William Gannaway Brownlow - Legacy

Legacy

In 1870, William Rule, who had been a journalist for the Whig, launched the Knoxville Chronicle, which he considered the Whig's pro-Republican successor. Rule continued editing this paper, which was eventually renamed the Knoxville Journal, until his death in 1928. The Knoxville Journal remained one of Knoxville's daily newspapers until it folded in 1991. Adolph Ochs, who later became publisher of the New York Times, began his career at the Chronicle in the early 1870s.
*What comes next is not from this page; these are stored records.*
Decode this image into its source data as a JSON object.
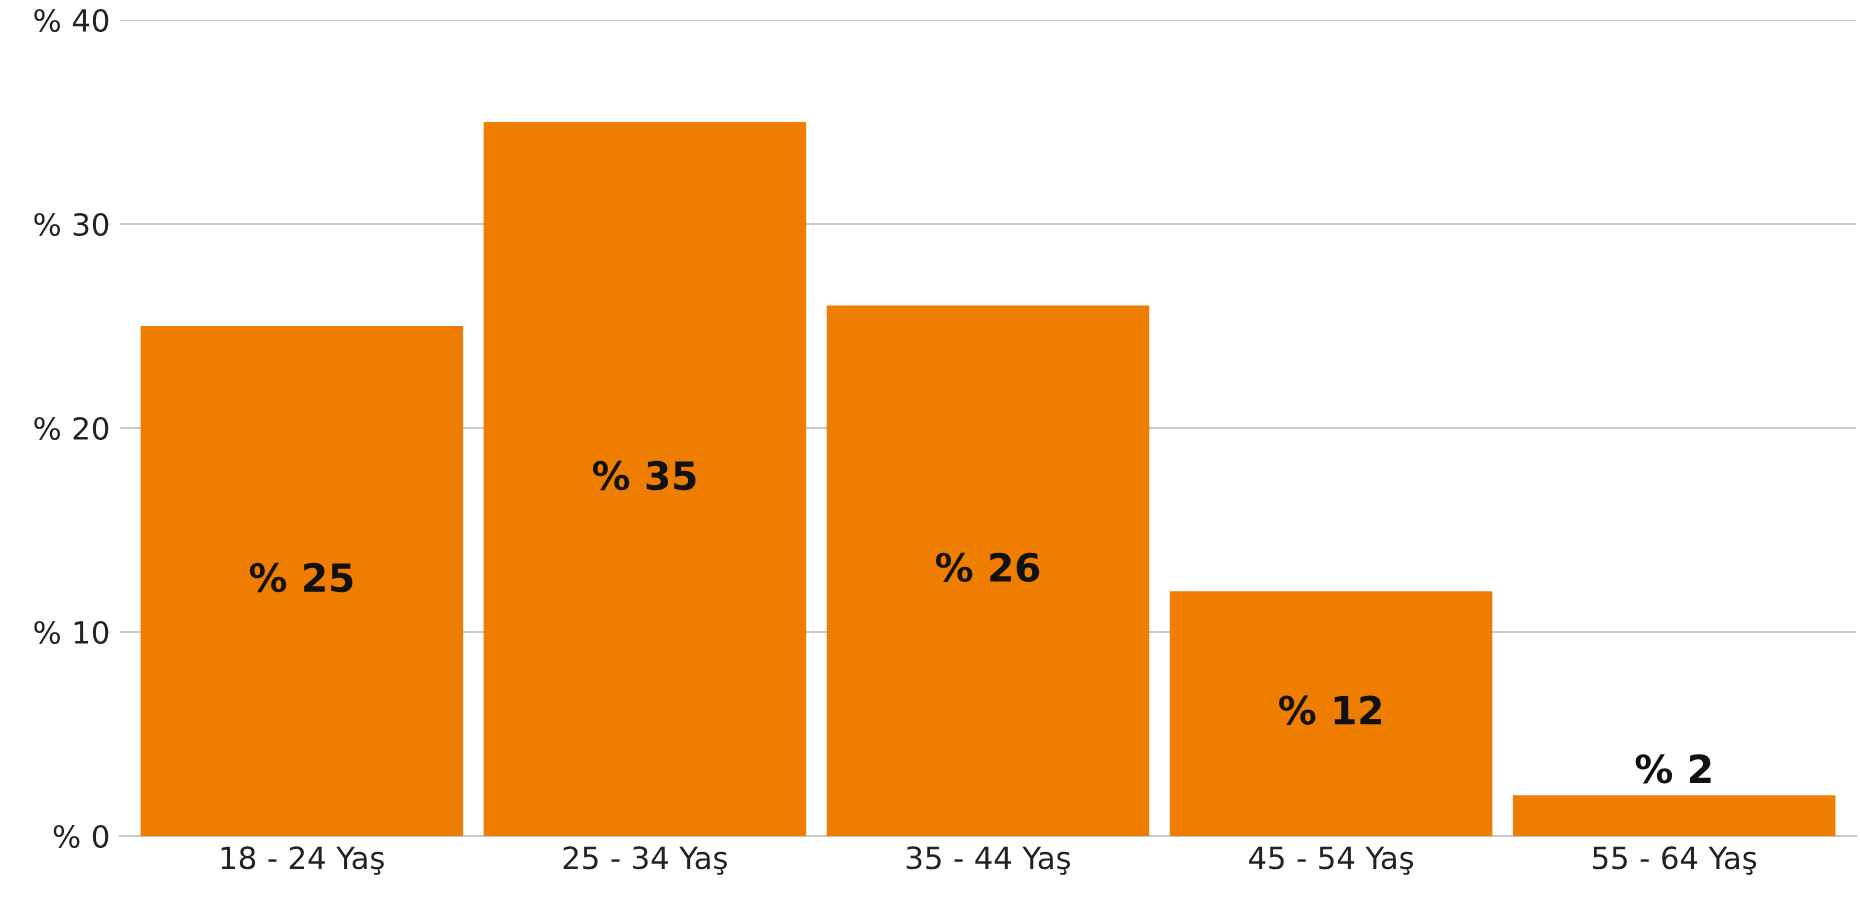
{
  "chart_data": {
    "type": "bar",
    "categories": [
      "18 - 24 Yaş",
      "25 - 34 Yaş",
      "35 - 44 Yaş",
      "45 - 54 Yaş",
      "55 - 64 Yaş"
    ],
    "values": [
      25,
      35,
      26,
      12,
      2
    ],
    "value_labels": [
      "% 25",
      "% 35",
      "% 26",
      "% 12",
      "% 2"
    ],
    "color": "#ef7d00",
    "ylim": [
      0,
      40
    ],
    "yticks": [
      {
        "value": 0,
        "label": "% 0"
      },
      {
        "value": 10,
        "label": "% 10"
      },
      {
        "value": 20,
        "label": "% 20"
      },
      {
        "value": 30,
        "label": "% 30"
      },
      {
        "value": 40,
        "label": "% 40"
      }
    ],
    "grid": "y",
    "legend": false
  }
}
Brownlow remained a divisive figure for decades after his death. In 1999, historian Stephen Ash wrote, "more than 120 years after his death, merely mentioning his name in the Volunteer State can evoke raucous laughter or bitter curses." Brownlow has been described as "Tennessee's worst governor," and the "most hated man in Tennessee History." A 1981 poll of fifty-two Tennessee historians that ranked the state's governors on ability, accomplishments, and statesmanship, placed Brownlow dead last. In 1987, the Tennessee state legislature (which was dominated by Democrats) banned his portrait from the state Capitol.

Journalist Steve Humphrey argued that Brownlow was a talented newspaper editor and reporter, as evidenced by his reporting on events such as the opening of the Gayoso Hotel in Memphis and Knoxville's 1854 cholera epidemic. Rule wrote that Brownlow was "a master of invective and burning sarcasm, and he flourished in an age when such things were expected of a public journalist." J. Austin Sperry, Brownlow's rival editor in pre-Civil War Knoxville, admitted that Brownlow was a remarkable judge of human nature.